Trade insurance agency to issue bonds

George O. Otieno, African Trade Insurance Agency's chief executive

What you need to know:

Companies from member countries that include Burundi, Democratic Republic of Congo, Kenya, Madagascar, Malawi, Rwanda, Tanzania, Uganda and Zambia will benefit from the products to be launched in a few months.

Africa Trade Insurance (ATI) is to start issuing surety bonds to companies in the East and Southern Africa region enabling them to bid for larger projects like their competitors from China and India.

Access to surety bonds has been restricted to the commercial banks that demand high premiums scaring off local companies and effectively shutting them out of competition for bigger projects especially on construction.

The development comes at a time when the region is experiencing infrastructure construction boom seen as benefiting foreign construction companies more than the locals.

Companies from member countries that include Burundi, Democratic Republic of Congo, Kenya, Madagascar, Malawi, Rwanda, Tanzania, Uganda and Zambia will benefit from the products to be launched in a few months.

“The immediate product we are launching is issuance of surety bonds to companies required to guarantee their contractual performance,” said Humphrey Mwangi, senior underwriting officer at the ATI.

“There is unsatisfied demand for these products and ATI’s role is to step in and fill the gap either by offering the bonds directly or giving additional capacity to current providers — mainly banks and insurance companies,” said Mr Mwangi.

Surety bonds include performance bonds, bid bonds, advance payment bonds and customs bonds.

The new products ATI plans to launch will be financed with a $15 million equity investment made by the African Development Bank this week.

Part of the money will also be used to guarantee ATI’s underwriting capacity to allow the company to insure more risks in its eligible member states in response to increasing demand for its products.

The mandate of the ATI is to increase its provision of trade, credit and political risk insurance products that encourage foreign direct investment and trade in Africa.

By 2014, the total value of trade and investment projects in Africa supported by ATI is forecast to be as high as $8.6 billion.

By 2014, 37 infrastructure projects should be supported by ATI per year with a total value of $4.6 billion.

Kenya has the highest shareholding at 20 per cent followed by Uganda at 16.6 per cent while Tanzania and Zambia ties at 12.2 per cent.

With the new equity investment, the AfDB will become a Class E shareholder — a class reserved for international development financial institutions with 150 shares — and will obtain a director seat on the ATI Board.

The bank had not invested equity in ATI before but it had made a one million dollar grant to ATI for enhancing its internal systems and procedures, an achievement that was the pre-condition to the bank making the equity investment.

 ATI is also eyeing additional capital from Ghana and Benin, the two countries that are nearest to completing the necessary requirements to be ATI-eligible.

“We are continuously engaging with institutional investors who identify with the ATI mandate of promoting trade and investment in the continent.
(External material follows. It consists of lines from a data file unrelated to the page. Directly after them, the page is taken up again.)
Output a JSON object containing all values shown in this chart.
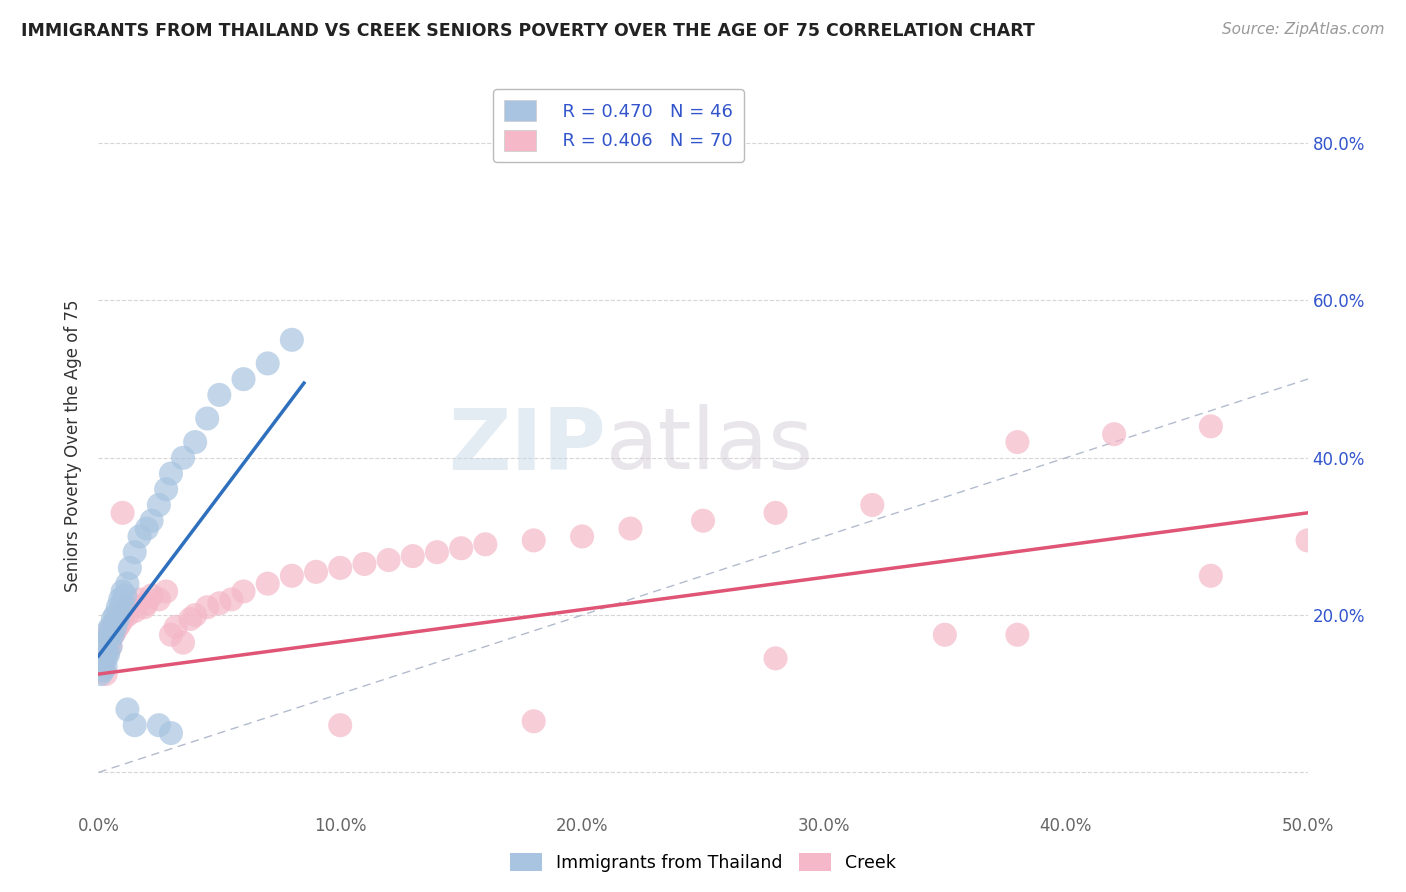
{
  "title": "IMMIGRANTS FROM THAILAND VS CREEK SENIORS POVERTY OVER THE AGE OF 75 CORRELATION CHART",
  "source": "Source: ZipAtlas.com",
  "ylabel": "Seniors Poverty Over the Age of 75",
  "xlim": [
    0.0,
    0.5
  ],
  "ylim": [
    -0.05,
    0.88
  ],
  "thailand_R": 0.47,
  "thailand_N": 46,
  "creek_R": 0.406,
  "creek_N": 70,
  "thailand_color": "#a8c4e0",
  "creek_color": "#f4b8c8",
  "thailand_line_color": "#2e6fbe",
  "creek_line_color": "#e05575",
  "diagonal_color": "#aab4c8",
  "watermark_zip": "ZIP",
  "watermark_atlas": "atlas",
  "thailand_scatter_x": [
    0.001,
    0.001,
    0.002,
    0.002,
    0.002,
    0.003,
    0.003,
    0.003,
    0.003,
    0.004,
    0.004,
    0.004,
    0.005,
    0.005,
    0.005,
    0.006,
    0.006,
    0.007,
    0.007,
    0.008,
    0.008,
    0.009,
    0.009,
    0.01,
    0.01,
    0.011,
    0.012,
    0.013,
    0.015,
    0.017,
    0.02,
    0.022,
    0.025,
    0.028,
    0.03,
    0.035,
    0.04,
    0.045,
    0.05,
    0.06,
    0.07,
    0.08,
    0.03,
    0.025,
    0.015,
    0.012
  ],
  "thailand_scatter_y": [
    0.125,
    0.14,
    0.13,
    0.15,
    0.16,
    0.145,
    0.135,
    0.155,
    0.165,
    0.15,
    0.17,
    0.18,
    0.175,
    0.185,
    0.16,
    0.175,
    0.195,
    0.185,
    0.2,
    0.195,
    0.21,
    0.205,
    0.22,
    0.215,
    0.23,
    0.225,
    0.24,
    0.26,
    0.28,
    0.3,
    0.31,
    0.32,
    0.34,
    0.36,
    0.38,
    0.4,
    0.42,
    0.45,
    0.48,
    0.5,
    0.52,
    0.55,
    0.05,
    0.06,
    0.06,
    0.08
  ],
  "creek_scatter_x": [
    0.001,
    0.001,
    0.002,
    0.002,
    0.002,
    0.003,
    0.003,
    0.003,
    0.004,
    0.004,
    0.004,
    0.005,
    0.005,
    0.005,
    0.006,
    0.006,
    0.007,
    0.007,
    0.008,
    0.008,
    0.009,
    0.009,
    0.01,
    0.01,
    0.011,
    0.012,
    0.013,
    0.015,
    0.017,
    0.019,
    0.02,
    0.022,
    0.025,
    0.028,
    0.03,
    0.032,
    0.035,
    0.038,
    0.04,
    0.045,
    0.05,
    0.055,
    0.06,
    0.07,
    0.08,
    0.09,
    0.1,
    0.11,
    0.12,
    0.13,
    0.14,
    0.15,
    0.16,
    0.18,
    0.2,
    0.22,
    0.25,
    0.28,
    0.32,
    0.38,
    0.42,
    0.46,
    0.5,
    0.35,
    0.18,
    0.1,
    0.28,
    0.38,
    0.46,
    0.01
  ],
  "creek_scatter_y": [
    0.13,
    0.145,
    0.135,
    0.155,
    0.14,
    0.15,
    0.16,
    0.125,
    0.165,
    0.155,
    0.175,
    0.17,
    0.18,
    0.16,
    0.185,
    0.175,
    0.19,
    0.18,
    0.195,
    0.185,
    0.2,
    0.19,
    0.205,
    0.195,
    0.21,
    0.2,
    0.215,
    0.205,
    0.22,
    0.21,
    0.215,
    0.225,
    0.22,
    0.23,
    0.175,
    0.185,
    0.165,
    0.195,
    0.2,
    0.21,
    0.215,
    0.22,
    0.23,
    0.24,
    0.25,
    0.255,
    0.26,
    0.265,
    0.27,
    0.275,
    0.28,
    0.285,
    0.29,
    0.295,
    0.3,
    0.31,
    0.32,
    0.33,
    0.34,
    0.42,
    0.43,
    0.44,
    0.295,
    0.175,
    0.065,
    0.06,
    0.145,
    0.175,
    0.25,
    0.33
  ],
  "thailand_line_x": [
    0.0,
    0.085
  ],
  "thailand_line_y": [
    0.148,
    0.495
  ],
  "creek_line_x": [
    0.0,
    0.5
  ],
  "creek_line_y": [
    0.125,
    0.33
  ]
}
Going forward, we hope to bring on board other stakeholders similar to the African Development Bank,” said Mr Mwangi.

The African Trade Insurance agency is a multilateral financial institution providing export credit insurance, political risk insurance, investment insurance and other financial products to help reduce the business risks and costs of doing business in Africa.

The agency facilitates exports, foreign direct investment into and trade flows within the continent.

ATI was launched in 2001 with the support of the World Bank and the backing of seven African countries, and has since supported over $2.5 billion worth of trade and investments across the continent.